Recently, I tore my Achilles tendon. Yes, I was playing volleyball. Volleyball is now a definite “no”. Seasons shift. Sometimes they shift slowly. Or, like my current situation, instantaneously. Ecclesiastes reminds us that there is a time for everything and that every season has a beauty all its own. Even when the river bends in a direction that I deem less than ideal, I can choose to see the beauty. My new boundaries look like rest versus constant activity.
What takes priority?
How do we decide what takes priority in our daily lives? Our family identified a priority hierarchy to guide us. Faith (God) first, Family (Spouse, then kids, and extended family), Finances, Friendships, and Fun. God is a God of order, not chaos. Built upon Him, you have a firm foundation. Without Him, life gets shaky, unstable.
Next comes family. Listing my husband before children was intentional. I’m entering a season where my first child will soon leave home, which comes with flooded emotions. We are close, tied through the bonds of childbirth, rearing, shaping, and now friendship. In this transitional season, I’m reminded how essential my relationship with my husband, Beau, is. Without our strong bond, this season could feel overwhelming. Instead, it’s becoming something beautiful.

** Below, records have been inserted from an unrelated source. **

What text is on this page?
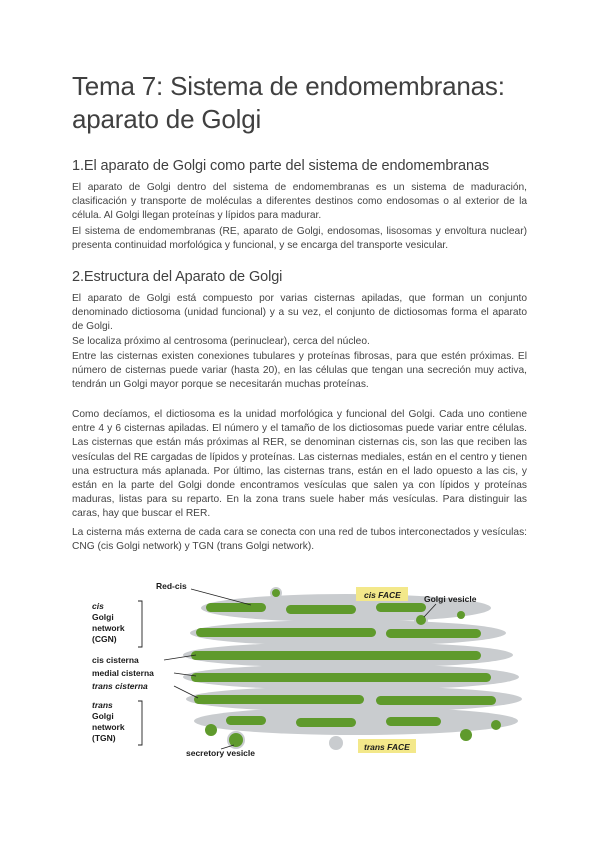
Tema 7: Sistema de endomembranas: aparato de Golgi
1.El aparato de Golgi como parte del sistema de endomembranas

El aparato de Golgi dentro del sistema de endomembranas es un sistema de maduración, clasificación y transporte de moléculas a diferentes destinos como endosomas o al exterior de la célula. Al Golgi llegan proteínas y lípidos para madurar.

El sistema de endomembranas (RE, aparato de Golgi, endosomas, lisosomas y envoltura nuclear) presenta continuidad morfológica y funcional, y se encarga del transporte vesicular.

2.Estructura del Aparato de Golgi

El aparato de Golgi está compuesto por varias cisternas apiladas, que forman un conjunto denominado dictiosoma (unidad funcional) y a su vez, el conjunto de dictiosomas forma el aparato de Golgi.

Se localiza próximo al centrosoma (perinuclear), cerca del núcleo.

Entre las cisternas existen conexiones tubulares y proteínas fibrosas, para que estén próximas. El número de cisternas puede variar (hasta 20), en las células que tengan una secreción muy activa, tendrán un Golgi mayor porque se necesitarán muchas proteínas.

Como decíamos, el dictiosoma es la unidad morfológica y funcional del Golgi. Cada uno contiene entre 4 y 6 cisternas apiladas. El número y el tamaño de los dictiosomas puede variar entre células. Las cisternas que están más próximas al RER, se denominan cisternas cis, son las que reciben las vesículas del RE cargadas de lípidos y proteínas. Las cisternas mediales, están en el centro y tienen una estructura más aplanada. Por último, las cisternas trans, están en el lado opuesto a las cis, y están en la parte del Golgi donde encontramos vesículas que salen ya con lípidos y proteínas maduras, listas para su reparto. En la zona trans suele haber más vesículas. Para distinguir las caras, hay que buscar el RER.

La cisterna más externa de cada cara se conecta con una red de tubos interconectados y vesículas: CNG (cis Golgi network) y TGN (trans Golgi network).

Red-cis
cis FACE	Golgi vesicle
cis
Golgi
network
(CGN)
cis cisterna
medial cisterna
trans cisterna
trans
Golgi
network
(TGN)
secretory vesicle
trans FACE
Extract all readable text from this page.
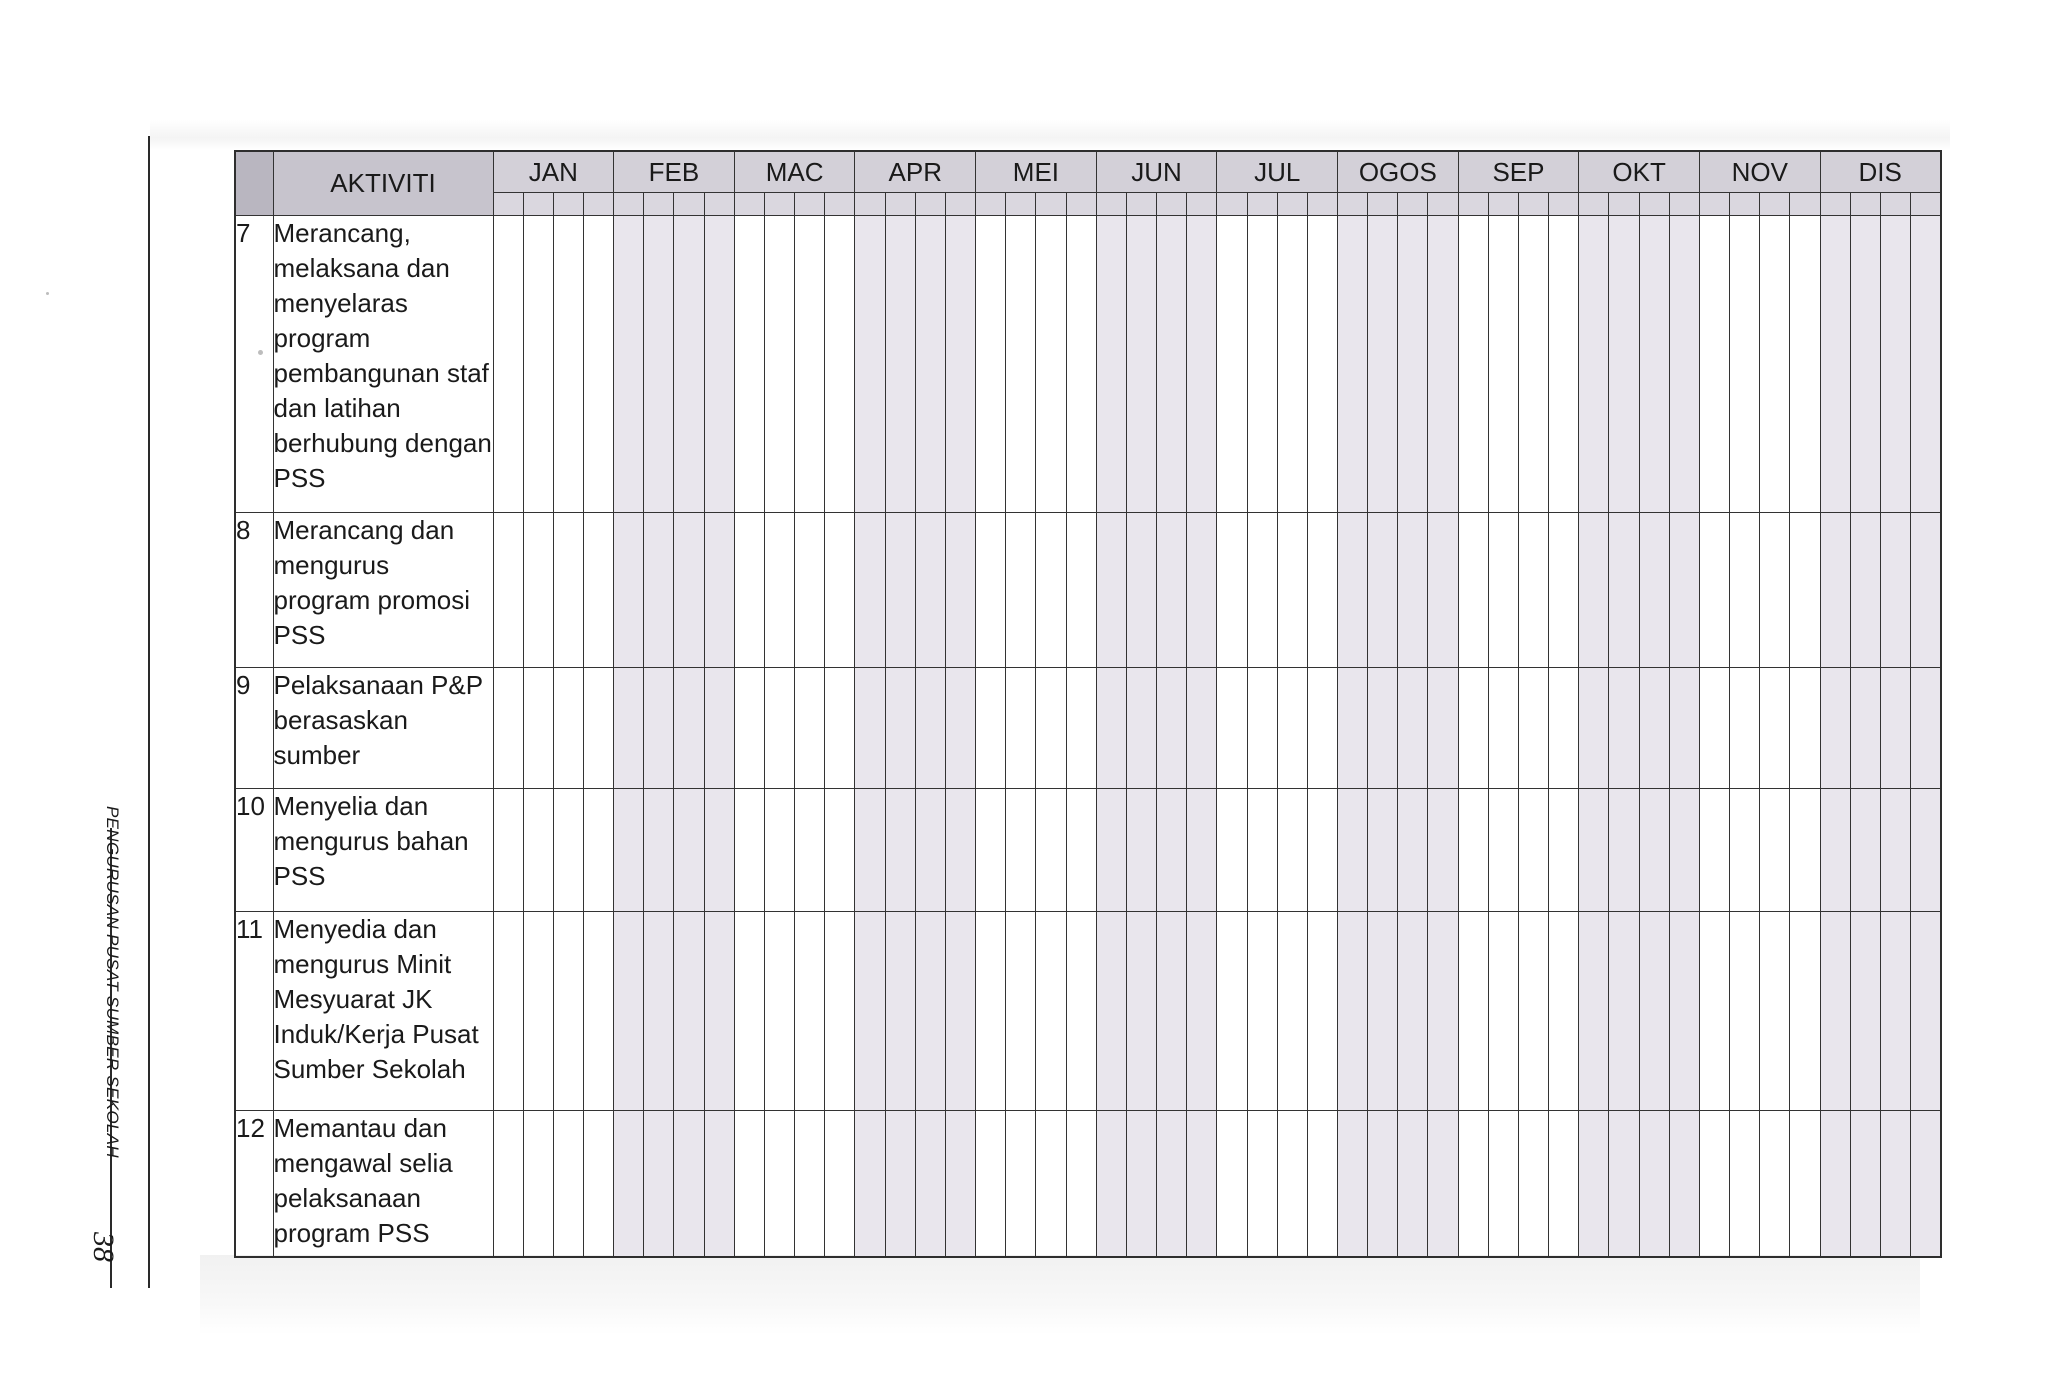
PENGURUSAN PUSAT SUMBER SEKOLAH
38
	AKTIVITI	JAN				FEB				MAC				APR				MEI				JUN				JUL				OGOS				SEP				OKT				NOV				DIS			

7	Merancang, melaksana dan menyelaras program pembangunan staf dan latihan berhubung dengan PSS																																																
8	Merancang dan mengurus program promosi PSS																																																
9	Pelaksanaan P&P berasaskan sumber																																																
10	Menyelia dan mengurus bahan PSS																																																
11	Menyedia dan mengurus Minit Mesyuarat JK Induk/Kerja Pusat Sumber Sekolah																																																
12	Memantau dan mengawal selia pelaksanaan program PSS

Then comes finances. For over 20 years, my husband has faithfully provided for our family. We’ve had some really great years and some that we won’t mention, except that God was faithful as promised! He prioritized our needs, and I am forever grateful for his security.

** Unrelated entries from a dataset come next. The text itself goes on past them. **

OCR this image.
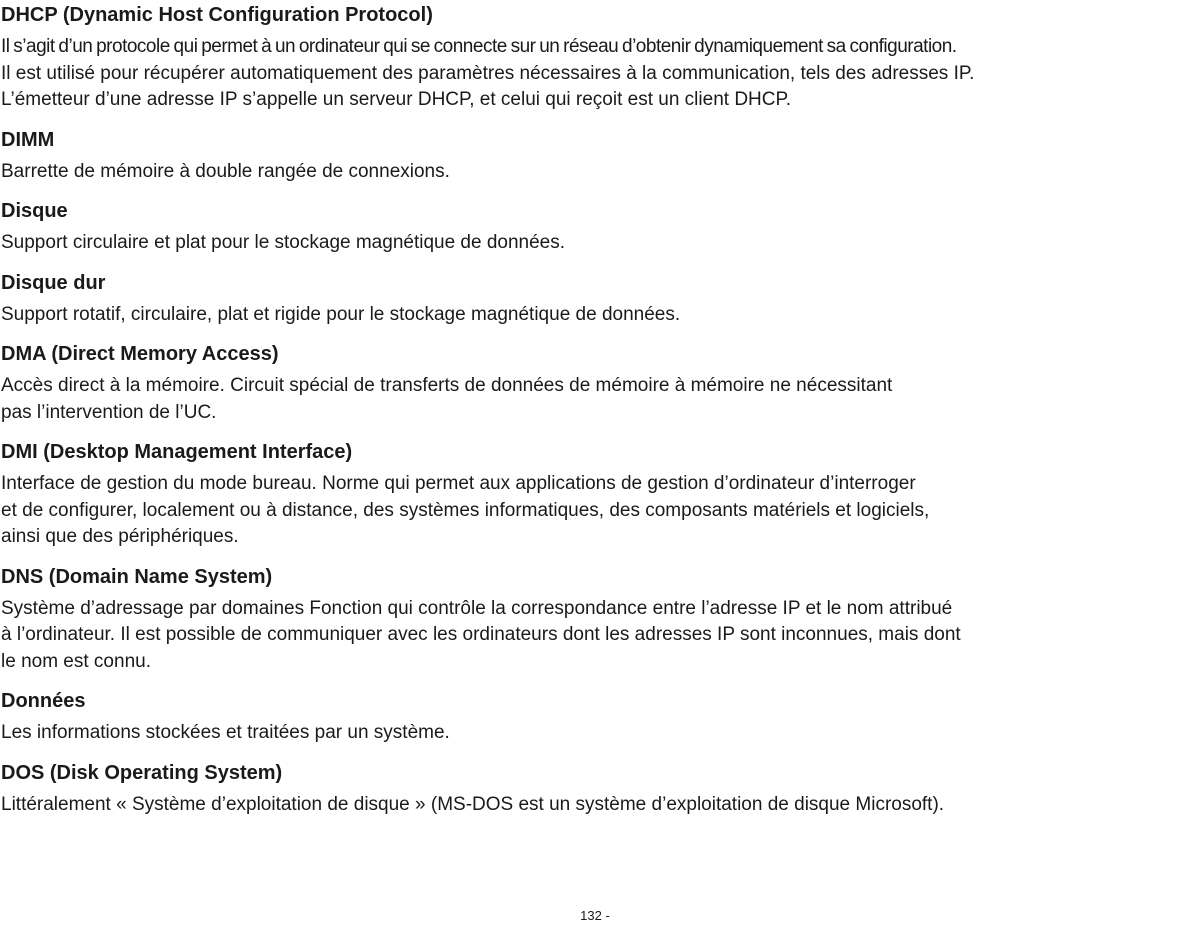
DHCP (Dynamic Host Configuration Protocol)

Il s’agit d’un protocole qui permet à un ordinateur qui se connecte sur un réseau d’obtenir dynamiquement sa configuration.
Il est utilisé pour récupérer automatiquement des paramètres nécessaires à la communication, tels des adresses IP.
L’émetteur d’une adresse IP s’appelle un serveur DHCP, et celui qui reçoit est un client DHCP.

DIMM

Barrette de mémoire à double rangée de connexions.

Disque

Support circulaire et plat pour le stockage magnétique de données.

Disque dur

Support rotatif, circulaire, plat et rigide pour le stockage magnétique de données.

DMA (Direct Memory Access)

Accès direct à la mémoire. Circuit spécial de transferts de données de mémoire à mémoire ne nécessitant
pas l’intervention de l’UC.

DMI (Desktop Management Interface)

Interface de gestion du mode bureau. Norme qui permet aux applications de gestion d’ordinateur d’interroger
et de configurer, localement ou à distance, des systèmes informatiques, des composants matériels et logiciels,
ainsi que des périphériques.

DNS (Domain Name System)

Système d’adressage par domaines Fonction qui contrôle la correspondance entre l’adresse IP et le nom attribué
à l’ordinateur. Il est possible de communiquer avec les ordinateurs dont les adresses IP sont inconnues, mais dont
le nom est connu.

Données

Les informations stockées et traitées par un système.

DOS (Disk Operating System)

Littéralement « Système d’exploitation de disque » (MS-DOS est un système d’exploitation de disque Microsoft).

132 -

Good friendships are hard to come by, rare, and valuable. Many times I have prayed and asked the Lord to bring someone…just one…one good friend into my life. He always answered that prayer. He values relationships. That’s who HE IS and core to the gospel message. He desires a relationship with YOU and designed us to crave relationships with others.

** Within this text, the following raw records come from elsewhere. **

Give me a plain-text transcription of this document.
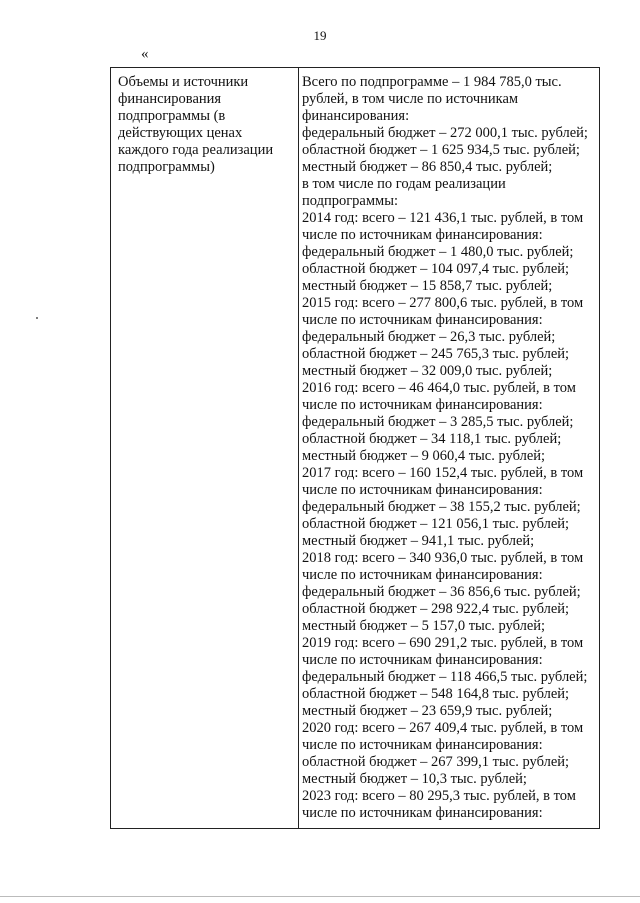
19
«
Объемы и источники
финансирования
подпрограммы (в
действующих ценах
каждого года реализации
подпрограммы)
Всего по подпрограмме – 1 984 785,0 тыс.
рублей, в том числе по источникам
финансирования:
федеральный бюджет – 272 000,1 тыс. рублей;
областной бюджет – 1 625 934,5 тыс. рублей;
местный бюджет – 86 850,4 тыс. рублей;
в том числе по годам реализации
подпрограммы:
2014 год: всего – 121 436,1 тыс. рублей, в том
числе по источникам финансирования:
федеральный бюджет – 1 480,0 тыс. рублей;
областной бюджет – 104 097,4 тыс. рублей;
местный бюджет – 15 858,7 тыс. рублей;
2015 год: всего – 277 800,6 тыс. рублей, в том
числе по источникам финансирования:
федеральный бюджет – 26,3 тыс. рублей;
областной бюджет – 245 765,3 тыс. рублей;
местный бюджет – 32 009,0 тыс. рублей;
2016 год: всего – 46 464,0 тыс. рублей, в том
числе по источникам финансирования:
федеральный бюджет – 3 285,5 тыс. рублей;
областной бюджет – 34 118,1 тыс. рублей;
местный бюджет – 9 060,4 тыс. рублей;
2017 год: всего – 160 152,4 тыс. рублей, в том
числе по источникам финансирования:
федеральный бюджет – 38 155,2 тыс. рублей;
областной бюджет – 121 056,1 тыс. рублей;
местный бюджет – 941,1 тыс. рублей;
2018 год: всего – 340 936,0 тыс. рублей, в том
числе по источникам финансирования:
федеральный бюджет – 36 856,6 тыс. рублей;
областной бюджет – 298 922,4 тыс. рублей;
местный бюджет – 5 157,0 тыс. рублей;
2019 год: всего – 690 291,2 тыс. рублей, в том
числе по источникам финансирования:
федеральный бюджет – 118 466,5 тыс. рублей;
областной бюджет – 548 164,8 тыс. рублей;
местный бюджет – 23 659,9 тыс. рублей;
2020 год: всего – 267 409,4 тыс. рублей, в том
числе по источникам финансирования:
областной бюджет – 267 399,1 тыс. рублей;
местный бюджет – 10,3 тыс. рублей;
2023 год: всего – 80 295,3 тыс. рублей, в том
числе по источникам финансирования:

And finally, we prioritize fun! Fun isn’t frivolous; it’s essential in life. Activating fun in yourself, family, or other relationships springboards new, fresh perspective in life. Life gets heavy. Sometimes you just need a good belly laugh. Scripture tells us laughter is good medicine! I remember Grandma telling us she was going to make Grandpa sit on the floor across from her so they could stare into each other’s eyes and laugh…like really laugh. She knew the power and joy this moment could embody, bring a new perspective, and be medicine to the soul. How cute is that, might I add!
Establishing boundaries, learning the art of saying “no”, and prioritizing your life, work hand-in-hand. Boundaries protect your peace, clarify your season, and align your life. When things are in their proper place, your life doesn’t just function. It flows as a river of peace and looks like resting in His presence and plans.